Narrated by Frank Dugan



Saint Basil the Great
(329-379) was one of ten children of St. Basil the Elder and St. Emmelia and was born in Caesarea in Asia Minor in 329. He was educated by his father and his grandmother, St. Macrina the Elder. He took advanced studies at Constantinople and Athens, where Gregory Nazianzen and the future Emperor Julian the Apostate were classmates. Basil was well advanced in rhetoric, grammar, philosophy, astronomy, geometry, and medicine. He taught rhetoric at Caesarea, and then turned his attention to the spiritual life.  Basil himself tells us how, like a man roused from deep sleep, he turned his eyes to the marvelous truth of the Gospel. He wept many tears over his miserable life, and prayed for guidance from God: "Then I read the Gospel, and saw there that a great means of reaching perfection was the selling of one's goods, the sharing of them with the poor, the giving up of all care for this life, and the refusal to allow the soul to be turned by any sympathy towards things of earth" (Ep. ccxxiii). To learn the ways of perfection, Basil visited the monasteries of Egypt, Palestine, Syria and Mesopotamia. He was baptized and entered the religious life. In 358 he became a hermit by the Iris River in Pontus, attracted numerous followers and organized the first monastery in Asia Minor.

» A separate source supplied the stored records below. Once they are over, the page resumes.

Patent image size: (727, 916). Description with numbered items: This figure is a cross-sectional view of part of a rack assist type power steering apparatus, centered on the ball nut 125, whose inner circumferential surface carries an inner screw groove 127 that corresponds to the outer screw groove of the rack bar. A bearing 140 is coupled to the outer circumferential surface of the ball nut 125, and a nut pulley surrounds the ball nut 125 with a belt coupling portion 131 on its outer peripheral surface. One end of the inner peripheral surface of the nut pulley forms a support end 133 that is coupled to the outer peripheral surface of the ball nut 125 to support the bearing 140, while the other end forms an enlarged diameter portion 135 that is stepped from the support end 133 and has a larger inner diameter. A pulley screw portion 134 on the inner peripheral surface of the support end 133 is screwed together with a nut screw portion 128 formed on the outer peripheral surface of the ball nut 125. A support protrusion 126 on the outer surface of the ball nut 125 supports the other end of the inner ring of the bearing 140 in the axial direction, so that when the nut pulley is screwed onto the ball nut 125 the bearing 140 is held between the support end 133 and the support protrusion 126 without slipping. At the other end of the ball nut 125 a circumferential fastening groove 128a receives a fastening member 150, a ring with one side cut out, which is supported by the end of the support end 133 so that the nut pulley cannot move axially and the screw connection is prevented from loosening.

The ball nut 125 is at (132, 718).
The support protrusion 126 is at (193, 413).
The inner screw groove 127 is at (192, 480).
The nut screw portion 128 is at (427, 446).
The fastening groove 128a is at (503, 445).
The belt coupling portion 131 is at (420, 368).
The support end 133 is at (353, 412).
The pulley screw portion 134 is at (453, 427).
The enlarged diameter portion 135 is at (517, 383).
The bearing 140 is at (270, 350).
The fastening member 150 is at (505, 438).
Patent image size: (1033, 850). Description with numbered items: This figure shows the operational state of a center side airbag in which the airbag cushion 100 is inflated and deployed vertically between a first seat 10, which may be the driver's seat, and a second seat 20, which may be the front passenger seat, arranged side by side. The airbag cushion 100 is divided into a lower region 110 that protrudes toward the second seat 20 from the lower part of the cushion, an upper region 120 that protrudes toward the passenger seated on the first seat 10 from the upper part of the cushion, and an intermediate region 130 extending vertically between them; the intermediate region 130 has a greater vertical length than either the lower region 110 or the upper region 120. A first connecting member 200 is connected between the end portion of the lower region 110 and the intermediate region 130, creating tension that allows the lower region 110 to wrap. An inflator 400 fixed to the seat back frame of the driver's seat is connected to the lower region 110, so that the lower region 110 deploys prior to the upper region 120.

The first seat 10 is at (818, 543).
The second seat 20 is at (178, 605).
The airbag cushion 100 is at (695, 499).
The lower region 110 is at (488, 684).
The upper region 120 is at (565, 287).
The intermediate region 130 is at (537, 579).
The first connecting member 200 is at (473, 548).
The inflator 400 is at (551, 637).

Basil was ordained a priest in 363 at Caesarea and joined Saint Gregory Nazianzen, his lifelong friend and companion, in combating Arianism. After the death of Eusebius, the Archbishop of Caesarea in 370, Basil was elected archbishop in his place despite objections of the Arian Emperor Valens. Caesarea was then a powerful and wealthy city. Its bishop was Metropolitan of Cappadocia an Exarch of Pontus which embraced more than half of Asia Minor and comprised eleven provinces. Basil was active in helping the sick and the poor and built a hospice and a huge complex to minister to them. He attracted huge crowds by the eloquence of his preaching. He became the leader of the Orthodox Christians in the East in the continuing struggle against the Arian heresy which threatened to destroy the Church in the East. Basil  played a major role in the victory of denouncing Arianism at the Council of Constantinople in 381-82.  He fought simony, aided the victims of drought and famine, strove for a better clergy and insisted on rigid clerical discipline. He fearlessly denounced evil wherever he detected it and excommunicated those involved in the widespread prostitution traffic in Cappadocia. He was both a statesman and a man of great personal holiness and one of the great orators of Christianity. Basil became known as the father of Oriental monasticism, the forerunner of St. Benedict. His four doctrinal writings which include "On the Holy Spirit", and four hundred other letters earned him the title Doctor of the Church and patriarch of Eastern monks. He died on January 1, 379 at age 50.